Moving online had as profound an effect on me as a writer as publishing my first book did. Beginning to create works of digital fiction forced me to consider the future of publishing, indeed, the future of writing and reading itself, much more deeply than I could ever have anticipated.
A bound book is a technology for reading, created by a printing press, moved from warehouse to retailer to reader via a network of transport technology, conveying the writer’s words to you in a manner to which you are completely accustomed; a technology you were taught to use on your mother’s knee, most likely. But many people are deeply attached to books, myself included, for reasons much more complex than the simple statement ‘I like to read’ could ever convey. The book-lined room is a status symbol as potent as the most expensive hand-printed wallpaper; the desk surrounded by books is as significant an image of intellect as that photograph of Einstein with his hair standing on end.
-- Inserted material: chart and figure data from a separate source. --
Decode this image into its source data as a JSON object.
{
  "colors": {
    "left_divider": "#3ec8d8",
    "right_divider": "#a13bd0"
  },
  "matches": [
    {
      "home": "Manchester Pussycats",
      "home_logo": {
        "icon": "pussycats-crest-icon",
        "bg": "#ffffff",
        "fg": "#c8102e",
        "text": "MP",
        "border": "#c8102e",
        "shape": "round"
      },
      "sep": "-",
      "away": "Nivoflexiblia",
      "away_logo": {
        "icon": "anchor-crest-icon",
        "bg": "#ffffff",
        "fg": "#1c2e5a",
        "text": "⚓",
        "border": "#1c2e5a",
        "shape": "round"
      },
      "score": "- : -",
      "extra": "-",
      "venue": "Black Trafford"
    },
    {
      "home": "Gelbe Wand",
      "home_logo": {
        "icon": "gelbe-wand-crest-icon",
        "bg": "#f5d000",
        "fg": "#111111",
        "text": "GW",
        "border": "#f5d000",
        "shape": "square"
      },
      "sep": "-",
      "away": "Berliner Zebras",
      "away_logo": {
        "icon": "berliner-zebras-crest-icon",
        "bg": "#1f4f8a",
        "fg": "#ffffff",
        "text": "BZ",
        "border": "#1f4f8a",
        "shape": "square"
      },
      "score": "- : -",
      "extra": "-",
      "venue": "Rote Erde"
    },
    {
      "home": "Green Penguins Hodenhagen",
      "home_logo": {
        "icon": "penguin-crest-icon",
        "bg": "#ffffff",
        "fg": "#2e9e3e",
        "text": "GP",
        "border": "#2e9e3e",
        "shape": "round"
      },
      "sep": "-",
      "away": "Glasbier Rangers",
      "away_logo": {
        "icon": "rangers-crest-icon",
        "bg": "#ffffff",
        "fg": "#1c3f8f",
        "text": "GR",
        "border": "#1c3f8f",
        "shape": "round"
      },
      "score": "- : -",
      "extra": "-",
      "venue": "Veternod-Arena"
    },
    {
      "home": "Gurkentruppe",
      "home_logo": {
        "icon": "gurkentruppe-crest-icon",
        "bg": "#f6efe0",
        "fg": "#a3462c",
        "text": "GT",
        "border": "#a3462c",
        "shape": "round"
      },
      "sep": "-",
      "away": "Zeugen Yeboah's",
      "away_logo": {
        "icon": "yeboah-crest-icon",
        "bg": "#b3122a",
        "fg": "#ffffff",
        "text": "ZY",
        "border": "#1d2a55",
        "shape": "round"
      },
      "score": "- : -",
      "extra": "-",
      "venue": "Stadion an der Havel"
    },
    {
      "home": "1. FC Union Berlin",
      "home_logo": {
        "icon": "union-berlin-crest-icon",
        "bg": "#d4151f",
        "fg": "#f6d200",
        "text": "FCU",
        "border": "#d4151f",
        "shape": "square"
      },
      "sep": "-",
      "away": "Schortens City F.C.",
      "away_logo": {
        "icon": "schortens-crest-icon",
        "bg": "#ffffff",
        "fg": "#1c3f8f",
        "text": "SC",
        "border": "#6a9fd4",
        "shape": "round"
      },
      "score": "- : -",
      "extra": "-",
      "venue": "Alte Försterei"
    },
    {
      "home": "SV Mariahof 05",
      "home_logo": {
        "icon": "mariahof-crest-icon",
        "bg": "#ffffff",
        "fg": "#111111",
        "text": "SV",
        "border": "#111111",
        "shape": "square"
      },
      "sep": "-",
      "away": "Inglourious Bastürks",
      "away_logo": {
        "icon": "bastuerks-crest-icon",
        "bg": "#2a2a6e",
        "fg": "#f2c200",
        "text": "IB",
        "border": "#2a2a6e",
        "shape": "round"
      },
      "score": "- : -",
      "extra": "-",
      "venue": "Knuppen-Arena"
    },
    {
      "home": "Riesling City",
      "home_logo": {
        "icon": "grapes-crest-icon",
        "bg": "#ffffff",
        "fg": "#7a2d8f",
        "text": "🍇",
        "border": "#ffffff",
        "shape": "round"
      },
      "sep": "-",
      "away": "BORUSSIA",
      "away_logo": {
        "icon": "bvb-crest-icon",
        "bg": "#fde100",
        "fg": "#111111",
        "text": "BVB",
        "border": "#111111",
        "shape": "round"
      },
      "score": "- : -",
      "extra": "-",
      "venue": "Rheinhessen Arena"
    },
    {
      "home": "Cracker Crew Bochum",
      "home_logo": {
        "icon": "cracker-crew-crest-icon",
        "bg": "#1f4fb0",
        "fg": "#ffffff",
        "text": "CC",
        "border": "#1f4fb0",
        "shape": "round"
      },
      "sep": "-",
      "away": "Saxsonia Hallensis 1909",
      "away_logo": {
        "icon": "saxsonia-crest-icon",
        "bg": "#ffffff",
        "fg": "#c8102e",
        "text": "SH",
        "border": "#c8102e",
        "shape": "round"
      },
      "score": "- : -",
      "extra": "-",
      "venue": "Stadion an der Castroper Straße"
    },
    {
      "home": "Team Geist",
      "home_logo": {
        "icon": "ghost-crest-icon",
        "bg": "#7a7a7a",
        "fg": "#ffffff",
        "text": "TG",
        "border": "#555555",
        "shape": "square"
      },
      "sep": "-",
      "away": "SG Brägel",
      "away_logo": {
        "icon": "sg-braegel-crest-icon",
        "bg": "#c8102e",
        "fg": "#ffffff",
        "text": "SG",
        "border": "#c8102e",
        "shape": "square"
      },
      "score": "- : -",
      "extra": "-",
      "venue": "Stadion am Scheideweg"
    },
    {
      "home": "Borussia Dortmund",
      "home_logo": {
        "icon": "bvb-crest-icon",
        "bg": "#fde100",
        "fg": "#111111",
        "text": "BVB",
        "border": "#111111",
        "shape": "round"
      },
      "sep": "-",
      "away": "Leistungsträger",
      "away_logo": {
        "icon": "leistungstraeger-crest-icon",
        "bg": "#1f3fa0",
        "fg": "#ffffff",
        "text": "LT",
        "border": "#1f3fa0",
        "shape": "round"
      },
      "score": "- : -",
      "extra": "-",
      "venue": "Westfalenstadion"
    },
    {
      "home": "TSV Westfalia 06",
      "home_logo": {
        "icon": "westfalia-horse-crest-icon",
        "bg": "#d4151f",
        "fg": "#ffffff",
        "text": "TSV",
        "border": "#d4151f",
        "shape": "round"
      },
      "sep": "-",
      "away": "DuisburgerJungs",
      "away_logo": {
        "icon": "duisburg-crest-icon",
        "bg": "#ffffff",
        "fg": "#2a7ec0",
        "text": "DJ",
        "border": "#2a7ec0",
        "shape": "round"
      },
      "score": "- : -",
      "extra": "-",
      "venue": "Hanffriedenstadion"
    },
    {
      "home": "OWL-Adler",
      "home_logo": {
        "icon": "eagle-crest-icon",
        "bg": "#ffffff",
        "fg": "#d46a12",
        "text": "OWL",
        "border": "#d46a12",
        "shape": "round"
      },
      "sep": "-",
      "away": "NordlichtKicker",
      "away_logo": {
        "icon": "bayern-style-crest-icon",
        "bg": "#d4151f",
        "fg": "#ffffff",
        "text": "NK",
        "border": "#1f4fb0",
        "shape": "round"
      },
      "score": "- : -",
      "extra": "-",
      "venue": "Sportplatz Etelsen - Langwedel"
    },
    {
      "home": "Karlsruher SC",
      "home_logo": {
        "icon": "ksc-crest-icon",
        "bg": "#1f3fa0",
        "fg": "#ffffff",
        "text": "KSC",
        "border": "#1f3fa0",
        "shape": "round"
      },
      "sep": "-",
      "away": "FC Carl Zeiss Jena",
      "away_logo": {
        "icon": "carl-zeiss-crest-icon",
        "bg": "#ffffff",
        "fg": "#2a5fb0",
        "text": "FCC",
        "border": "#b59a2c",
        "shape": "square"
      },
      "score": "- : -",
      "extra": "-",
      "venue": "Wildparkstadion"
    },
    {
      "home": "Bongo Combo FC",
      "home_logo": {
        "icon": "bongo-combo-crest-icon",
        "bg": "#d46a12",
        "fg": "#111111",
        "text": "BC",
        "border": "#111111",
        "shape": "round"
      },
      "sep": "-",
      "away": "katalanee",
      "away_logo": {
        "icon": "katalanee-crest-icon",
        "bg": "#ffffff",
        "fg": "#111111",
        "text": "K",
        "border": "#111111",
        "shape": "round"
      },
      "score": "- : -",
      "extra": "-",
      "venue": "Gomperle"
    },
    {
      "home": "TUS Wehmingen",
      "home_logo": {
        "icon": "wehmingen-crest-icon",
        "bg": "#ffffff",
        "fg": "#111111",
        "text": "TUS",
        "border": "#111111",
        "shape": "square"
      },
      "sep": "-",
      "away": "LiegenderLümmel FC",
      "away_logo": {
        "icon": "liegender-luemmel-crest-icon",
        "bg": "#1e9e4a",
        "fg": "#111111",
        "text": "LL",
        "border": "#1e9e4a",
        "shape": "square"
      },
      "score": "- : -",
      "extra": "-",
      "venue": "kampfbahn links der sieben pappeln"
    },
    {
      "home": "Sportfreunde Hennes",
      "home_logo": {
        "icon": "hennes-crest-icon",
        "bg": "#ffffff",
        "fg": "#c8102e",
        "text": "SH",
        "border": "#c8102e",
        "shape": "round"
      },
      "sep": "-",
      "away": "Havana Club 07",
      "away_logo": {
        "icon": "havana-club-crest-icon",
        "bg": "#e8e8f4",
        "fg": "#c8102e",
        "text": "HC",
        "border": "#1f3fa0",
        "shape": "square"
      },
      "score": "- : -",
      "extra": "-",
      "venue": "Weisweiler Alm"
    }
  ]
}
The positions of The Book and The Writer in our culture are laden with layers of meaning, and digitization disrupts and transforms both these things.
As a fiction writer, I’m not really interested in the technological platform itself, be that bound book, e-reader, or web browser. What I am interested in is writing. What I am interested in is language; words, crafted, precise and beautiful; and the way that the right words in the right order can create mental pictures as indelible as the greatest film or photograph or painting. I am interested in what happens when words are liberated from the book – what happens to language, what happens to reading? What does it mean to put text on a screen, to use text combined with other forms of media?
Pundits bemoan the fact that young people are reading fewer books - though actual research on the effect of the internet on reading is in its infancy - but for the under-twenties, the born-digital generation, the acts of reading and writing have been fundamentally altered by the digital age already. With this in mind, it could be argued that the novel, as defined as a single work by a single author aimed at the solitary reader published on paper using fixed print type – or an electronic replica of that - is a relic of a cultural moment, a moment that lasted more than two hundred and fifty years or so but – as all you scholars of the history of literature know - in the context of humanity’s immense shared history of story-telling, a moment nonetheless. The new technologies enable the integration of story and community, writer and reader, media and text; they provide a platform for interactivity and response that we’ve only just begun to explore. It’s the hybrid forms that are now emerging that interest me, as both a writer and a reader. Literature is evolving.
What do you think a Literature of The Future will look like?